Jeffrey Sachs (dalam Basuki Sepriyadi, 2025) menjelaskan BRICS menjadi simbol kekuatan ekonomi baru yang menjadi penyeimbang dominasi negara-negara Barat dalam tatanan ekonomi dunia. Dalam Deklarasi Kazan, tepatnya di poin 6, para anggota BRICS menegaskan tentang 'munculnya pusat-pusat kekuatan baru, pengambilan keputusan kebijakan dan pertumbuhan ekonomi, yang dapat membuka jalan bagi tatanan dunia multipolar yang lebih setara, adil, demokratis dan seimbang' (Kazan Declaration, 23/10/2024).

Meski demikian, hubungan bilateral Indonesia-Tiongkok itu tidak hanya terbatas di bidang politik dan ekonomi, tetapi juga telah lama merambah ke ranah sosial dan kebudayaan. Secara sosiologis, orang-orang Tionghoa Indonesia telah lama melebur menjadi warga pribumi, paling tidak di era Sunan Ampel, sehingga makin asing dengan budaya asal mereka. Hubungan diplomatik Indonesia-Tionghoa yang sekarang sudah mendekati satu abad ini makin perlu ditingkatkan, apalagi Tiongkok kini muncul menjadi kekuatan ekonomi baru dunia.

 

REAKTUALISASI POROS JAKARTA-BEIJING

Di tengah ketegangan geopolitik global yang makin terasa, serta dominasi narasi ekonomi Barat yang terus menunjukkan inkonsistensi dan ambiguitas mereka, sudah saatnya kita menengok kembali visi besar yang pernah dirumuskan dua pemimpin bangsa Indonesia, Sukarno dan Abdurrahman Wahid. Sukarno pernah membangun gagasan tentang kebangkitan Asia sebagai kekuatan baru dunia melalui solidaritas Asia Utara dan Tenggara. Abdurrahman Wahid kemudian dalam bentuk gagasan Poros Jakarta-Beijing-New Delhi, sebuah kerangka strategis yang memandang Tiongkok, India, dan Indonesia sebagai tiang utama masa depan Asia.

Gagasan itu tidak berdiri di atas ruang kosong. Secara demografis, ketiga negara itu termasuk dalam empat besar penduduk terbanyak dunia, Tiongkok dan India di posisi pertama dan kedua, disusul Amerika Serikat dan Indonesia.

Jika berbicara ekonomi berdasarkan produk domestik bruto (PDB) versi purchasing power parity (PPP), Tiongkok menduduki peringkat pertama dunia, Amerika Serikat kedua, India ketiga, dan Indonesia berada di peringkat ketujuh. Itu artinya, jika ketiganya bersatu dalam satu kerangka kerja sama yang konkret, dunia akan menyaksikan bangkitnya kekuatan baru yang mampu menandingi dominasi blok ekonomi tradisional global.

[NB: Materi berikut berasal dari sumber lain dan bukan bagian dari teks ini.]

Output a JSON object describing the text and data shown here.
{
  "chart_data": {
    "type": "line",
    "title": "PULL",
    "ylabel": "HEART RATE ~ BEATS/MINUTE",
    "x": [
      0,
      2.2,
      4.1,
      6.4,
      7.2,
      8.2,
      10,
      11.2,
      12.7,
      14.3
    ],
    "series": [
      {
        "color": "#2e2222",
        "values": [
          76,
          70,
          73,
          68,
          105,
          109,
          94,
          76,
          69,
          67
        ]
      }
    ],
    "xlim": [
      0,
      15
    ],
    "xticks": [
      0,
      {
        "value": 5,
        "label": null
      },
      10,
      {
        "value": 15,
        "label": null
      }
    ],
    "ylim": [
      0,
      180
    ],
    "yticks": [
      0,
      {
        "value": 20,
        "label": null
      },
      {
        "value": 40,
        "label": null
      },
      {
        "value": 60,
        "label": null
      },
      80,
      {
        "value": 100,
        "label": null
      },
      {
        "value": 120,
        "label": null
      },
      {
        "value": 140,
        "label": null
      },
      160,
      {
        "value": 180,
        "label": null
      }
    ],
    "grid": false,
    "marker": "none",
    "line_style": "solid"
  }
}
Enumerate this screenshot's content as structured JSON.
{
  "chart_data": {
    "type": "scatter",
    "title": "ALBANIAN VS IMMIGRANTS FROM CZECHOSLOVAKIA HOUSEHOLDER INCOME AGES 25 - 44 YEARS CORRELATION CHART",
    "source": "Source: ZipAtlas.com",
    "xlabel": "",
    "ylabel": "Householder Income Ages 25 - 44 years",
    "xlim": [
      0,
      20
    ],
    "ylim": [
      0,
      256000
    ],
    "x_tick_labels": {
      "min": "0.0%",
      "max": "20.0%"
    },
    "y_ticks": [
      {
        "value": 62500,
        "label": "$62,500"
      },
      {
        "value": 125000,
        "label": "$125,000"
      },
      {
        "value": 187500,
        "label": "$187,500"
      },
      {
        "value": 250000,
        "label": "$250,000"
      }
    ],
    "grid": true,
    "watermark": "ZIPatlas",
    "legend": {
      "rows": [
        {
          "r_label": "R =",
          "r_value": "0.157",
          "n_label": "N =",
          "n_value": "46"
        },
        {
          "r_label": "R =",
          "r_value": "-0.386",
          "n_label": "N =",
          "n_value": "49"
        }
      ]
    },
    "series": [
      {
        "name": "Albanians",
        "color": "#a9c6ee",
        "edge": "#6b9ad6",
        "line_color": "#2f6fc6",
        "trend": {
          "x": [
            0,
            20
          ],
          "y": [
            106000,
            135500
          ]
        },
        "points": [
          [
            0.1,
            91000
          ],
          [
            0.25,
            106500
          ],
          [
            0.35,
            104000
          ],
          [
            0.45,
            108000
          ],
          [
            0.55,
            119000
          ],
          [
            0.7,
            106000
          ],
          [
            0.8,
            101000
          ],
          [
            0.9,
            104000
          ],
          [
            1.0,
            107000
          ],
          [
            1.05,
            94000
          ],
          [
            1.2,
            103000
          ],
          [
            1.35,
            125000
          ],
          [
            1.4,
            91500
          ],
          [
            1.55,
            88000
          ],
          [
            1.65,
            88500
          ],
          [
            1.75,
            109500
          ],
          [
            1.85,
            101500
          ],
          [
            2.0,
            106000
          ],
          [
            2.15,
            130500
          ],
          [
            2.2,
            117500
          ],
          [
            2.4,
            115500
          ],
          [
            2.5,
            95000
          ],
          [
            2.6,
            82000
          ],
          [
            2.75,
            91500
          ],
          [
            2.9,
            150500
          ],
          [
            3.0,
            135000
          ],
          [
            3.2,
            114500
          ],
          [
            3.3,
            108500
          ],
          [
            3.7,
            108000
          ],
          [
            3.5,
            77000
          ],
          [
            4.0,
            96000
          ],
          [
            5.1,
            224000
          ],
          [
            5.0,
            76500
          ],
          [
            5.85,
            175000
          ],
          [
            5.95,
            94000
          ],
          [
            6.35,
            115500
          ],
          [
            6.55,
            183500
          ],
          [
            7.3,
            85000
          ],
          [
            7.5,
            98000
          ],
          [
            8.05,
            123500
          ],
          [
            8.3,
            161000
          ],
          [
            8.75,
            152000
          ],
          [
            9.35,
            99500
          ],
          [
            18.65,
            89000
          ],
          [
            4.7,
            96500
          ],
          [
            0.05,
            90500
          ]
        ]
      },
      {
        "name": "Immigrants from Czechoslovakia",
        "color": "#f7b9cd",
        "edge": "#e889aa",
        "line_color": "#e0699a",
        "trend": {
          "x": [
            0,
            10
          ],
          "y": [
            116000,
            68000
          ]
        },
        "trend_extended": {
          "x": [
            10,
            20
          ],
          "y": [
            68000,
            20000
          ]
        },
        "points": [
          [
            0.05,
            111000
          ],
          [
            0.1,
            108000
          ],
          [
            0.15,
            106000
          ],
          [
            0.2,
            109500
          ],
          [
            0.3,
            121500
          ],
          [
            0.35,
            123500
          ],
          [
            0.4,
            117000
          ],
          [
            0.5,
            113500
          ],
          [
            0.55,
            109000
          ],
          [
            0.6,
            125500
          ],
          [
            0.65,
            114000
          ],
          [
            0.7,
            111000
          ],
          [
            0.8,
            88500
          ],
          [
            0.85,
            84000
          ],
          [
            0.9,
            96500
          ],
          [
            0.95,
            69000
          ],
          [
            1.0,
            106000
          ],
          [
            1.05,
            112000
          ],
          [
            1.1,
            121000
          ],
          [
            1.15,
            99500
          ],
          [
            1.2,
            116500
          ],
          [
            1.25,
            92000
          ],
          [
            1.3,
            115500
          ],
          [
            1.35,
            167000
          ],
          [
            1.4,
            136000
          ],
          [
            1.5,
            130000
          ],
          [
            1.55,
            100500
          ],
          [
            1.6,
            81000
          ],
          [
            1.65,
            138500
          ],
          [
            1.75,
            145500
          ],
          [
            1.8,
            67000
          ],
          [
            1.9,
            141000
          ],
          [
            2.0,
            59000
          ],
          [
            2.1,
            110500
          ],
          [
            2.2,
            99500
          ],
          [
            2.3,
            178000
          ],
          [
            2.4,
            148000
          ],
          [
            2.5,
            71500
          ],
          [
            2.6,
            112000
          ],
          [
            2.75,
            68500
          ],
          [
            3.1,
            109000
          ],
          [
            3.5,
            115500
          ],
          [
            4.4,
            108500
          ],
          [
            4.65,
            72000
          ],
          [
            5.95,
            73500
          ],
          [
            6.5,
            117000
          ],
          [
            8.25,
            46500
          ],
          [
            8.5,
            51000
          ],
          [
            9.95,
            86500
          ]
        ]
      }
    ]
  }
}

Namun, kerja sama strategis itu di dalam negeri bukan tanpa hambatan, berbagai praduga oleh sejumlah persepsi lama, terutama stigma ideologis terhadap Tiongkok sebagai negara komunis dengan narasi yang dibuat negatif dan kebencian rasial yang sengaja dihembuskan. Hal semacam itu masih hidup dalam sebagian khalayak di Indonesia, warisan dari konflik ideologis era Perang Dingin dan trauma politik 1965.

Padahal dalam praktiknya, Tiongkok hari ini ialah kekuatan kapitalis negara (state capitalism) yang sangat pragmatis dan telah menjadi mitra dagang utama Indonesia selama bertahun-tahun dalam berbagai bidang. Oleh karena itu, narasi-narasi usang semacam itu sebaiknya segera disingkirkan karena justru menghambat peluang besar yang bisa dimanfaatkan bersama oleh kedua negara.

Lebih dari sekadar kerja sama ekonomi, Poros Jakarta-Beijing bersama-sama dengan BRICS tentunya sebetulnya bisa menjadi titik awal pembentukan arsitektur baru dunia yang lebih multipolar, adil, dan berimbang. Dunia sedang jenuh dengan dominasi tunggal dan dikotomi lama antara 'Barat' dan 'Timur'.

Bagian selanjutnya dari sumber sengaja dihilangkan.